The Meaning of Juneteenth

We must remain committed to the fight for racial justice and true freedom for all.

By Ginger Cassady

There’s a lot of history in the U.S. that has gone untaught in schools. This country’s land was stolen from Indigenous communities and its wealth was built by enslaved Black people stolen from their families and communities. Americans like to think that we are the beacon of freedom in the world, but our true history tells a different story. Our constitution didn’t recognize Black people as full human beings with the same rights as other citizens until 1868. So what does freedom really mean in this country?
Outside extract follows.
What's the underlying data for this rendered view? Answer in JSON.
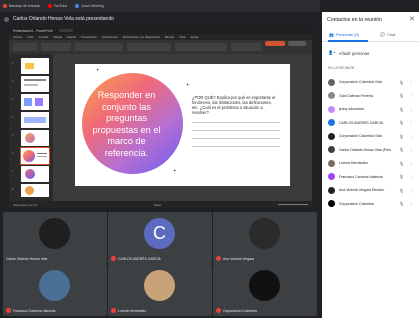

The emancipation proclamation ended slavery on January 1, 1863, but the enslaved people of Texas weren’t freed until June 19, 1865 — 2 months after the Civil War ended. Juneteenth is celebrated as a reminder that “No one is free until we are all free.” 

Juneteenth has just been recognized as a Federal Holiday — but to be clear, most Black organizers and Black-led organizations aren’t asking for a holiday: they’re asking for reparations, defunding the police, funding Black communities and community services, and ending mass incarceration. In essence, they are calling for an end to the systemic racism and injustice that remains embedded in this nation. 

The Black Lives Matter movement was born from the undeniable history of police brutality and murders of Black people across the country — from George Floyd to Breonna Taylor to Tamir Rice to Sandra Bland to Duante Wright, and so many others whose names we may never know. A Black person is five times more likely to be stopped without just cause than a white person. Mass incarceration and the school to prison pipeline impact Black people at a rate 5 times higher than white people, making up 32% of incarcerated people when Black people make up only 14% of the U.S. population. And the U.S. incarcerates more people than any nation on Earth — many experts call mass incarceration a new form of slavery. 

Right now, we’re witnessing open assaults on voting rights aimed disproportionately at Black, Brown and Indigenous communities; hundreds of state laws aimed at criminalizing the right to protest and curtailing freedom of speech have been introduced across the country, and an insidious movement to ban the teaching of the true history of slavery and racism in this country is growing. We just marked 100 years since an angry white mob massacred the residents of Black Wall Street in Tulsa, Oklahoma, and burned the entire town to the ground. But 100 years later, the survivors and their families have not received reparations for the money and lives stolen from them. Most Americans have never been taught their story — and won’t be if racist laws in several states are upheld.

So as we commemorate Juneteenth this Saturday, please remember that until structural racism, white supremacy, and colonialism are ended, until this nation reckons with both its past and its present, and until reparations have been made to Black and Indigenous communities, we must remain committed to the fight for racial justice and true freedom for all.